Dear Mr. McKee:
Unlike social studies, language arts and science (which can draw from multiple sources), math needs a logical progression to be understood. The lack of an up-to-date text that provides that framework is a disservice to the student in the classroom. ...
The talk of a paperless society only brings out more paper to confirm, back-up or concretize a fragile system that loses everything with a loss of power, a missed keystroke, a virus invasion or an equipment failure. A computer is creative media and makes a fine data-collector. It cannot teach unless the student is self-disciplined enough and has the time to absorb it. Though a textbook’s or workbook’s time is limited, it’s still the best tool to use when repetition is the key. It provides a focal point, promotes reading, comprehension skills and does not require electricity.
As to online resources, I can tell you that schools already face multiple roadblocks to their effectiveness in the classroom and at home. Firstly, interaction on the board is already an integral part of any lesson, but most observe as a few write (attention span is limited). Secondly, the lack of available computers for use in the classroom — most rooms have less than three. Thirdly, the computer lab facilities are limited in availability by the amount of classes that want to use them on a daily basis and must be scheduled. The student’s own computer access is limited by transportation — the time a bus arrives and leaves does not allow them to use a computer to complete assignments before/after class. The student does not always have a computer at home and ... does not always have Internet access. ... Parents do not always have time to take the child to a public library or other place where public wifi is available.

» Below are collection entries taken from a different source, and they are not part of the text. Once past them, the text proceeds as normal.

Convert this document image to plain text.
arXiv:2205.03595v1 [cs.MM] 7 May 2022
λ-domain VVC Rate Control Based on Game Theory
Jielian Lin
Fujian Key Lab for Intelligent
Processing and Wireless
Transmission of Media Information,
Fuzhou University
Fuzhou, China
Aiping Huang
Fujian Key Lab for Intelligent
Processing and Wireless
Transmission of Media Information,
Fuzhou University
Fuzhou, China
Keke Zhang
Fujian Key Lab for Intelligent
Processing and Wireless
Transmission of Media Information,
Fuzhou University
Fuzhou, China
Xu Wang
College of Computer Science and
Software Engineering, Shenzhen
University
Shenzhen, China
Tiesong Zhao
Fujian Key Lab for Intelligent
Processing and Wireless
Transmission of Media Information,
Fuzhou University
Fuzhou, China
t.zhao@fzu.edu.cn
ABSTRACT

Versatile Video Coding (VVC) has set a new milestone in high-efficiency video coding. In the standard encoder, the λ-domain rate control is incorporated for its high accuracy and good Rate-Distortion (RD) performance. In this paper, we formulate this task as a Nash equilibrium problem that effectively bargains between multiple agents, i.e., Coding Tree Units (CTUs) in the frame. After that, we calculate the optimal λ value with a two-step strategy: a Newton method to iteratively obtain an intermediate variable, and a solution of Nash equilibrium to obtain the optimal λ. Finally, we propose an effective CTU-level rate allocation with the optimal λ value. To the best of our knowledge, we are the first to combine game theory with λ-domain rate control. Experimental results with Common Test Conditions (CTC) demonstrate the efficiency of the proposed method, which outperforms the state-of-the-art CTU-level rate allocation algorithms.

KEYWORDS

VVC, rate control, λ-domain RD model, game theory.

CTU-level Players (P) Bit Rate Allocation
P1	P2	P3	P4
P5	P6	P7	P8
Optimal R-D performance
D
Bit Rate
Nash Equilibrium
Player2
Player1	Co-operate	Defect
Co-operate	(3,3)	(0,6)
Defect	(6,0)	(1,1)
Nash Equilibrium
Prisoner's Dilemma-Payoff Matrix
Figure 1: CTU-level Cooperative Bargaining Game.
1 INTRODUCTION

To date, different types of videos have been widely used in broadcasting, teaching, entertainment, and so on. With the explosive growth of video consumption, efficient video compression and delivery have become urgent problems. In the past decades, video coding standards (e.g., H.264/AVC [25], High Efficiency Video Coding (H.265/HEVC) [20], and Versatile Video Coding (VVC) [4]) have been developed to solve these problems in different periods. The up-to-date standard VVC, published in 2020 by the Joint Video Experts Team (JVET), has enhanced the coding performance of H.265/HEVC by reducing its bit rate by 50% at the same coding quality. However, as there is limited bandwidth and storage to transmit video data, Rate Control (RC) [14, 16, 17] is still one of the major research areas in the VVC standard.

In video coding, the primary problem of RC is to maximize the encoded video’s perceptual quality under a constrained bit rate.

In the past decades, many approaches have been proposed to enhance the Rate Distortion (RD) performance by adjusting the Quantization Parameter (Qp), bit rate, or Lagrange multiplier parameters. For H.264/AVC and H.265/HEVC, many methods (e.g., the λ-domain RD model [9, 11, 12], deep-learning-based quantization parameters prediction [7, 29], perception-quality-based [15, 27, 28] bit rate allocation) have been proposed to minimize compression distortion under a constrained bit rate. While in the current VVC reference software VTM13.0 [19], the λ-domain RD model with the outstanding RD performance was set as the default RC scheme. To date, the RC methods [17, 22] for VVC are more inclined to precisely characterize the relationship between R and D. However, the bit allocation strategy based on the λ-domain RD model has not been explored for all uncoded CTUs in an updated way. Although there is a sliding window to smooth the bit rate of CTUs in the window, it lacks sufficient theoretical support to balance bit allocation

So, though I understand the Board’s need to consider costs, Mr. Scamihorn needs to see that hardbound classroom resources are necessary. Take the Board back to the classroom and give them the lesson for the day to teach. They’ll see just what it takes to prepare, present, provoke responses and record results. They will see where print materials fit in. ...

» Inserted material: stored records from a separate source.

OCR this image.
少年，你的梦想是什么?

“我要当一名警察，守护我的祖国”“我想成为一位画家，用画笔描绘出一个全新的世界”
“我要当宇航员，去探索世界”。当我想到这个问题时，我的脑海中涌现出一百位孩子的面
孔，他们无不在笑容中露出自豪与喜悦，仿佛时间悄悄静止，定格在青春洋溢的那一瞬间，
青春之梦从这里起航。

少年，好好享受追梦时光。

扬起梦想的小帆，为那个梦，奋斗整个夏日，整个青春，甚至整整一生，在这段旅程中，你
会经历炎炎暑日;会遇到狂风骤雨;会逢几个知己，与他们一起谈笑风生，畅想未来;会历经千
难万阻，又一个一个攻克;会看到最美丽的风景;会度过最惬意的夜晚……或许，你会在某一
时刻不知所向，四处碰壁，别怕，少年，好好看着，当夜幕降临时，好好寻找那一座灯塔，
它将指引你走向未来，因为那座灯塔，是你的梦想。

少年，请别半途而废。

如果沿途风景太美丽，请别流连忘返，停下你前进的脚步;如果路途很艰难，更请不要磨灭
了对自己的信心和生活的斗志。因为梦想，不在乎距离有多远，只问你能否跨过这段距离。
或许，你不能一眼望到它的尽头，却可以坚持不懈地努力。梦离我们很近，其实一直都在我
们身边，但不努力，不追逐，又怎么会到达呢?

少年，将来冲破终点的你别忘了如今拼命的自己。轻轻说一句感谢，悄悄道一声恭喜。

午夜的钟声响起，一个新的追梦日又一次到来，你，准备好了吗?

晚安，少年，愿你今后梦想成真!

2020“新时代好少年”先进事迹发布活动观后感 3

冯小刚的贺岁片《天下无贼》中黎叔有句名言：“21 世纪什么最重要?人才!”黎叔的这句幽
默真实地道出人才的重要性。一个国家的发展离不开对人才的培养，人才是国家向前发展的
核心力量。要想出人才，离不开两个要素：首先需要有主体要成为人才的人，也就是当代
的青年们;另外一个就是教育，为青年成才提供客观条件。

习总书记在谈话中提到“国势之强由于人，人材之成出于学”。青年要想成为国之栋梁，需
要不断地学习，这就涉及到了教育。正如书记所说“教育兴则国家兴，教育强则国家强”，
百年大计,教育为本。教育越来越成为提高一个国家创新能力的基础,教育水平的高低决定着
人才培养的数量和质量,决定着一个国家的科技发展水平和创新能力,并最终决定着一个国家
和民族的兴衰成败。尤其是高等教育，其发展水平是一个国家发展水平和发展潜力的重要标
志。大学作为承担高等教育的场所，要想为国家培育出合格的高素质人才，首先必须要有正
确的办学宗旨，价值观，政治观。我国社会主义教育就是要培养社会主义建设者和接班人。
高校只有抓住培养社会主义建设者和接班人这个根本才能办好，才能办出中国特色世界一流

If Common Core is really about standardizing materials used nationally to achieve a higher level of basic public education, it should be in the public’s best interest that it is adopted. If it doesn't, then it should be brought to the public’s attention so that the name does not mislead and the people selling it are stopped.
We are competing in the world market and have fallen below many other countries in student achievement. We no longer have time for local control squabbles and being almost at the bottom of the states in the nation. The Board needs to seek the avenues to reach a world-class level of education for Cobb County, Georgia.